I suggest that we get the boyfriend of LW 1 and this mad female LW 2 together.

They deserve each other.

The rest of humanity--those of us who have managed to salvage relatively normal interpersonal and relational skills from our own invariably imperfect upbringings--will be better off without either of them in the dating pool.

Let them BOTH rot with each other in tortured misery.

Nobody who can see their own folly is "incapable" of fixing it. They're simply unwilling to do so.

Thursday, December 15, 2005 09:57 PM

On the other hand, listen to your gut.

I don't know. She may be onto something inside herself that she should listen to. I've been this way with many guys in the past, although I haven't told them about my fears. I realized that that kind of constant accusations would hurt them and/or drive them away, and so I mainly kept it to myself and my girlfriends and my therapist. Then it just stewed inside and made me miserable, but it didn't stop my constant thoughts that they were cheating. This was especially true of the last guy, even though I really thought we had a great relationship. I couldn't understand where all the distrust was coming from, either.

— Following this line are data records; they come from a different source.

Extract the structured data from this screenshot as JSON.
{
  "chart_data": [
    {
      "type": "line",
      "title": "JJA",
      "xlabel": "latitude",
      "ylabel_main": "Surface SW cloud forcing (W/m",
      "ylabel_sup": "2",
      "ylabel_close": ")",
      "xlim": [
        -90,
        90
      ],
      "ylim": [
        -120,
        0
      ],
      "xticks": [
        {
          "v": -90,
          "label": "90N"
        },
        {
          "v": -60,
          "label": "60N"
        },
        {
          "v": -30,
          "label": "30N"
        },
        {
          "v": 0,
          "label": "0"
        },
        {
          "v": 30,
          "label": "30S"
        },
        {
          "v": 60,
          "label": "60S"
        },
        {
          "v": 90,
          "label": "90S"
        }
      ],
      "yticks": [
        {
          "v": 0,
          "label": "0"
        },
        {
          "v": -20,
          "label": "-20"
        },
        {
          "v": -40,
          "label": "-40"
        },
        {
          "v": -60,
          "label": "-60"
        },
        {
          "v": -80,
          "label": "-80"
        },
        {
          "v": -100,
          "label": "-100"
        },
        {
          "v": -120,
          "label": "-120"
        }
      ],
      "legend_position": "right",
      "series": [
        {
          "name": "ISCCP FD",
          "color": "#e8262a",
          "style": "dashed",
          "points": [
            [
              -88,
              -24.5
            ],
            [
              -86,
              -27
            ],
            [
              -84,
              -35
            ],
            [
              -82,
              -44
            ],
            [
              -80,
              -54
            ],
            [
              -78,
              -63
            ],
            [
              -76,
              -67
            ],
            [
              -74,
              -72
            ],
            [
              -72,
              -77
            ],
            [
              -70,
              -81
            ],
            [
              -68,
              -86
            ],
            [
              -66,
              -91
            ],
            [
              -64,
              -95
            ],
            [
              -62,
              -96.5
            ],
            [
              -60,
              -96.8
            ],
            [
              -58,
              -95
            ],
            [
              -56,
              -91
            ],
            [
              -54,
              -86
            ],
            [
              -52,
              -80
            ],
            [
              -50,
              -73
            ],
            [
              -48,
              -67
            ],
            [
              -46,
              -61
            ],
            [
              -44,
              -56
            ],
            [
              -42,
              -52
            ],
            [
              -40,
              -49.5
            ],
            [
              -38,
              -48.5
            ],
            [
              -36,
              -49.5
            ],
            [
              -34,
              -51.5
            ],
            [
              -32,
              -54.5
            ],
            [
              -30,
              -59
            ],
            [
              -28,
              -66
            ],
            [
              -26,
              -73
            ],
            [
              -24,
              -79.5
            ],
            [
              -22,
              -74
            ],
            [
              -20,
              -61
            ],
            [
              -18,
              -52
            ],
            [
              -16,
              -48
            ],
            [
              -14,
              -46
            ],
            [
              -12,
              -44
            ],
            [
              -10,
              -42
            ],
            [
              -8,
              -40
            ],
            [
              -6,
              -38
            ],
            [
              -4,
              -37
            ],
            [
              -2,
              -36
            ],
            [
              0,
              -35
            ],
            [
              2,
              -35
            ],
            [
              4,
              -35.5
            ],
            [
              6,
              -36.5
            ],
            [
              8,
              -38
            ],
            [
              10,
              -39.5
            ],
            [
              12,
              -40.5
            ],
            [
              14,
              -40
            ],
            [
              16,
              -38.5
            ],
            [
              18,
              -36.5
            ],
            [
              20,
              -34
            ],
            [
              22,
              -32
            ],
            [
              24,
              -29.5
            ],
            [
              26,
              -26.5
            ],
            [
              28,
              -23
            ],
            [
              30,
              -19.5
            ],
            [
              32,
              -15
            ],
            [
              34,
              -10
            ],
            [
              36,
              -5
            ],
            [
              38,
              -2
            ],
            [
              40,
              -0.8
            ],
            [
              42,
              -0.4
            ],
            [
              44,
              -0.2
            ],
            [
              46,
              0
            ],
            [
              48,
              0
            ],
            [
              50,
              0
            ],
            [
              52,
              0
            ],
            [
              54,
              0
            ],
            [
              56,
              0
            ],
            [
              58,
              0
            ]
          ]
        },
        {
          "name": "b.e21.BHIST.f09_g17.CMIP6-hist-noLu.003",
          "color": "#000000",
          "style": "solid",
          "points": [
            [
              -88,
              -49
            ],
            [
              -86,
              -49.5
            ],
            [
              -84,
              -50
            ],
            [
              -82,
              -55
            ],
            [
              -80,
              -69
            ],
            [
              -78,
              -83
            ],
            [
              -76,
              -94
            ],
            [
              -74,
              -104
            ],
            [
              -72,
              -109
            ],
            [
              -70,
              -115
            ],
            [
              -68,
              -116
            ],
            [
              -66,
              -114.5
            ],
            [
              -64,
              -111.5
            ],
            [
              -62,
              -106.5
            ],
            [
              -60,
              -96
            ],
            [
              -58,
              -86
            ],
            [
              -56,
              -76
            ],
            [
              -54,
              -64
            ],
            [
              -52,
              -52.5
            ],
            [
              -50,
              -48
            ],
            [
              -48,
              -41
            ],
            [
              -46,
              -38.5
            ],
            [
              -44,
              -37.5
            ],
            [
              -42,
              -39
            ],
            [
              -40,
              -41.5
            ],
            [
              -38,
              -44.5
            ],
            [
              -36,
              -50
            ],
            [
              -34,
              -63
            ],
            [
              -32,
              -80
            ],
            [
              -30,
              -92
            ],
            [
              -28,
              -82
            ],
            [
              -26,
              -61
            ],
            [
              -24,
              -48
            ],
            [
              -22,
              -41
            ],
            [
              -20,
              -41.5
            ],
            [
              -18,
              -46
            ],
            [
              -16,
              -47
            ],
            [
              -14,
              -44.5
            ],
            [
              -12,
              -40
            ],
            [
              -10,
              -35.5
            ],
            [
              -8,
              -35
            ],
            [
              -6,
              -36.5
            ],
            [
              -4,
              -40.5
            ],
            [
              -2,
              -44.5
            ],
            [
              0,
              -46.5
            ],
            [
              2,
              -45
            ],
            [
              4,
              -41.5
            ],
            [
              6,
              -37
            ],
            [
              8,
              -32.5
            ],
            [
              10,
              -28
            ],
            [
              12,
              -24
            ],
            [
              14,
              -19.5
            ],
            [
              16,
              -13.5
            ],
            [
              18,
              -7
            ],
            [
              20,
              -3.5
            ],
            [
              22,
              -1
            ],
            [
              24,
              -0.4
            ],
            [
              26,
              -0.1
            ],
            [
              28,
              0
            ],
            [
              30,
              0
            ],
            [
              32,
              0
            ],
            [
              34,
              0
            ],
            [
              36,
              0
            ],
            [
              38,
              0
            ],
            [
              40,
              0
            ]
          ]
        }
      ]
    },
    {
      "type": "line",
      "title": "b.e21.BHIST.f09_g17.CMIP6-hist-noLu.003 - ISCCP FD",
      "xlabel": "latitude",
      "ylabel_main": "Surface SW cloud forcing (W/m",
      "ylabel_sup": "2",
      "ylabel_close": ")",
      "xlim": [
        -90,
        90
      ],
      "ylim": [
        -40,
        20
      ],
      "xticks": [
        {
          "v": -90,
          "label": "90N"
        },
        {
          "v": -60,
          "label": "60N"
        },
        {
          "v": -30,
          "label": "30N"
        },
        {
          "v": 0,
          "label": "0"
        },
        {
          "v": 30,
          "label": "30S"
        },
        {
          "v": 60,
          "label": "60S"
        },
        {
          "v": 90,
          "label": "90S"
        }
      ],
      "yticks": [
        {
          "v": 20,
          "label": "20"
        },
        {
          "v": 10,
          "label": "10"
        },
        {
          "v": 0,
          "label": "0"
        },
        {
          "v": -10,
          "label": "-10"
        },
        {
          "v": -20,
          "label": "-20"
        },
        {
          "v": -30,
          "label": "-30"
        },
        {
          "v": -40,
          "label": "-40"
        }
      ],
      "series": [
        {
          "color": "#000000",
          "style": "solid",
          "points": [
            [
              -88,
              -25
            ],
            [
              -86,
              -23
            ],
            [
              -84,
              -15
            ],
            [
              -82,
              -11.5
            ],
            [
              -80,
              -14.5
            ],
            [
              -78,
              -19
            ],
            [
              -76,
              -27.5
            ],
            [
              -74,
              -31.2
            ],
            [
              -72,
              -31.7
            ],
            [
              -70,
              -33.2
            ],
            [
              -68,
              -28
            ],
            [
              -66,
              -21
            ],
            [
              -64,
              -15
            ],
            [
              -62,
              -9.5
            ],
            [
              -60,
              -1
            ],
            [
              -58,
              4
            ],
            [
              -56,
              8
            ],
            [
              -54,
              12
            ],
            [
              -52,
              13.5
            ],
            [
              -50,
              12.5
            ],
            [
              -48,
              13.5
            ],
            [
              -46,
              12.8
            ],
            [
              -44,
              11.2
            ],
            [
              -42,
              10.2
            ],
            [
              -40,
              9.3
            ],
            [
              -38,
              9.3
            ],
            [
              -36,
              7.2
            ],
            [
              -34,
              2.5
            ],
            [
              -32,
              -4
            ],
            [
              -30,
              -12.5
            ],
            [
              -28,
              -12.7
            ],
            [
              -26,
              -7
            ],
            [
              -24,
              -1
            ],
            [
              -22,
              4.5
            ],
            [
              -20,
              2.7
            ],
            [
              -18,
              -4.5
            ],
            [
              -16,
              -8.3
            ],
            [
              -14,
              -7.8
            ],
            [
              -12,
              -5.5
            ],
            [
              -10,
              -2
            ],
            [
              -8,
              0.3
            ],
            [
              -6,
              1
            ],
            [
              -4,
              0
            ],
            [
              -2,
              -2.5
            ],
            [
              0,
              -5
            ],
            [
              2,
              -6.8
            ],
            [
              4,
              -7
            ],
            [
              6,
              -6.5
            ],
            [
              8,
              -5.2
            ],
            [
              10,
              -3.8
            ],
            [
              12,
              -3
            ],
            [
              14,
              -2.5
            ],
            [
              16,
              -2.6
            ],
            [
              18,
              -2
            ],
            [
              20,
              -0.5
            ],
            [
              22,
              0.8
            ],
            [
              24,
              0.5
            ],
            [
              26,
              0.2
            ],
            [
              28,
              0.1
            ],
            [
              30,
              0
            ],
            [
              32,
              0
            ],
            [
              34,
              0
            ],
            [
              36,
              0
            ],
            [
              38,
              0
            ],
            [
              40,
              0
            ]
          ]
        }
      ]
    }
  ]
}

Then that guy broke up with me and I was devastated, and then I started dating the guy who is now my husband. The thing is, I've never once had that feeling with him. I never distrust him, and I feel very confident of his love and devotion to me. This is very unusual for me. So I really feel that maybe there was something to all those not-quite-perfect guys in the past who set off my internal distrust-o-meter. Maybe they weren't even cheating, but maybe it was just other problems that were inherent in the relationships that caused my gut to shout DANGER, DANGER!

So I agree with everyone else's advice about keeping it to yourself, but that might not stop the feelings. Maybe you should listen to them. Just a thought.